Robert William Goltz and Robert James Gorlin contributed to our understanding of this syndrome which is often eponymously named after them (Goltz-Gorlin syndrome).
This syndrome exhibits a wide range of clinical features and few patients have the majority of them. The outstanding finding is in the skin which has streak-like areas of decreased pigmentation. Some infants have evidence of active inflammation in these areas which disappears later. Growths called papillomas often appear in the mouth or esophagus but may occur in other areas including the eyelids. The teeth erupt late and are often underdeveloped. The nails are irregular and some of the fingers and toes may be fused giving a ‘lobster-claw’ appearance. Mental deficits are common.
The eye signs can be multiple although many individuals likely have normal vision. There may be defects in the iris and in the inside of the eye indicating incomplete development. ‘Dancing’ eyes (nystagmus) and strabismus are common. Papillomas of the eyelids and external tissue of the eye can occur. The eye may be abnormally small.
The pattern of inheritance follows that of an X-linked dominant disorder with lethality in affected males. That is, in general only females have this disorder but affected males and father-to-daughter transmission has been reported. This suggests that, even though the mutant gene is on the X-chromosome and is usually incompatible with life in males, an additional mechanism must be at work to modify the expression of the mutation in some males.

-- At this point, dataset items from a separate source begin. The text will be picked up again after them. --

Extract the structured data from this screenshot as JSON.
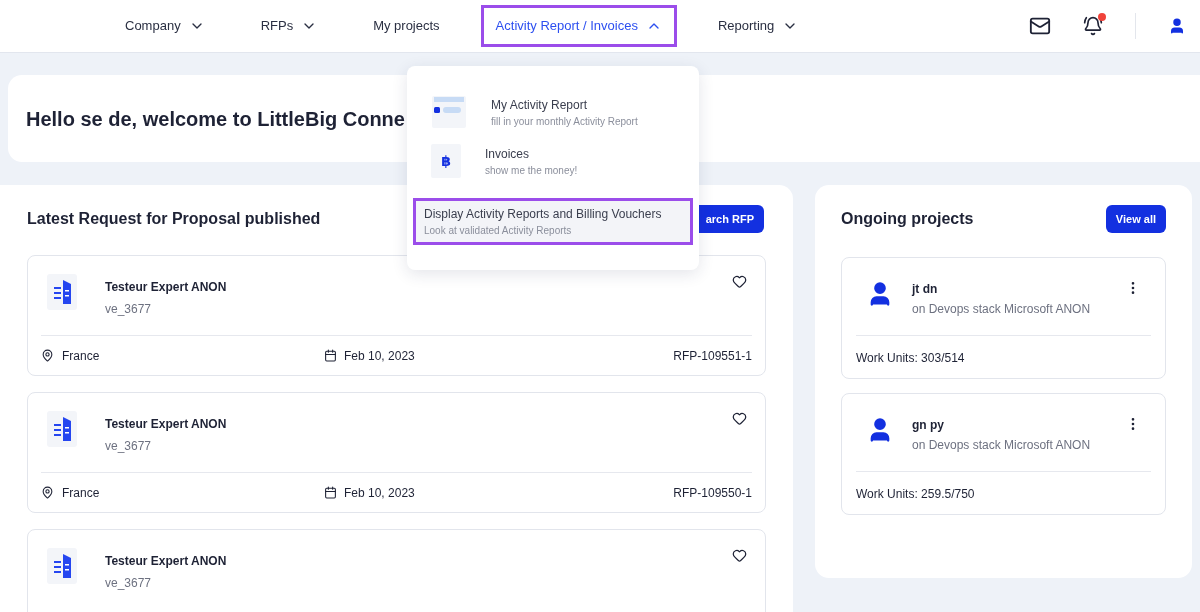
{
  "nav": {
    "items": [
      {
        "label": "Company",
        "selected": false,
        "expanded": false
      },
      {
        "label": "RFPs",
        "selected": false,
        "expanded": false
      },
      {
        "label": "My projects",
        "selected": false
      },
      {
        "label": "Activity Report / Invoices",
        "selected": true,
        "expanded": true
      },
      {
        "label": "Reporting",
        "selected": false,
        "expanded": false
      }
    ],
    "notifications_unread": true
  },
  "menu": {
    "items": [
      {
        "kind": "report",
        "title": "My Activity Report",
        "subtitle": "fill in your monthly Activity Report",
        "selected": false
      },
      {
        "kind": "invoice",
        "icon": "฿",
        "title": "Invoices",
        "subtitle": "show me the money!",
        "selected": false
      },
      {
        "kind": "plain",
        "title": "Display Activity Reports and Billing Vouchers",
        "subtitle": "Look at validated Activity Reports",
        "selected": true
      }
    ]
  },
  "welcome": {
    "title": "Hello se de, welcome to LittleBig Conne"
  },
  "rfps": {
    "title": "Latest Request for Proposal published",
    "button": "arch RFP",
    "cards": [
      {
        "title": "Testeur Expert ANON",
        "subtitle": "ve_3677",
        "location": "France",
        "date": "Feb 10, 2023",
        "reference": "RFP-109551-1"
      },
      {
        "title": "Testeur Expert ANON",
        "subtitle": "ve_3677",
        "location": "France",
        "date": "Feb 10, 2023",
        "reference": "RFP-109550-1"
      },
      {
        "title": "Testeur Expert ANON",
        "subtitle": "ve_3677"
      }
    ]
  },
  "projects": {
    "title": "Ongoing projects",
    "button": "View all",
    "cards": [
      {
        "name": "jt dn",
        "subtitle": "on Devops stack Microsoft ANON",
        "work_units": "Work Units: 303/514"
      },
      {
        "name": "gn py",
        "subtitle": "on Devops stack Microsoft ANON",
        "work_units": "Work Units: 259.5/750"
      }
    ]
  }
}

This is a multisystem disorder but is most likely to be diagnosed by dermatologists. However, others such as pediatricians, ophthalmologists, and medical geneticists are likely to be involved as well. Severely affected infants may die in the neonatal or early childhood period, but in others there is minimal involvement and the condition may not be diagnosed until adulthood.
Surgery may be required if the papillomas obstruct functions vital to life such as swallowing and breathing.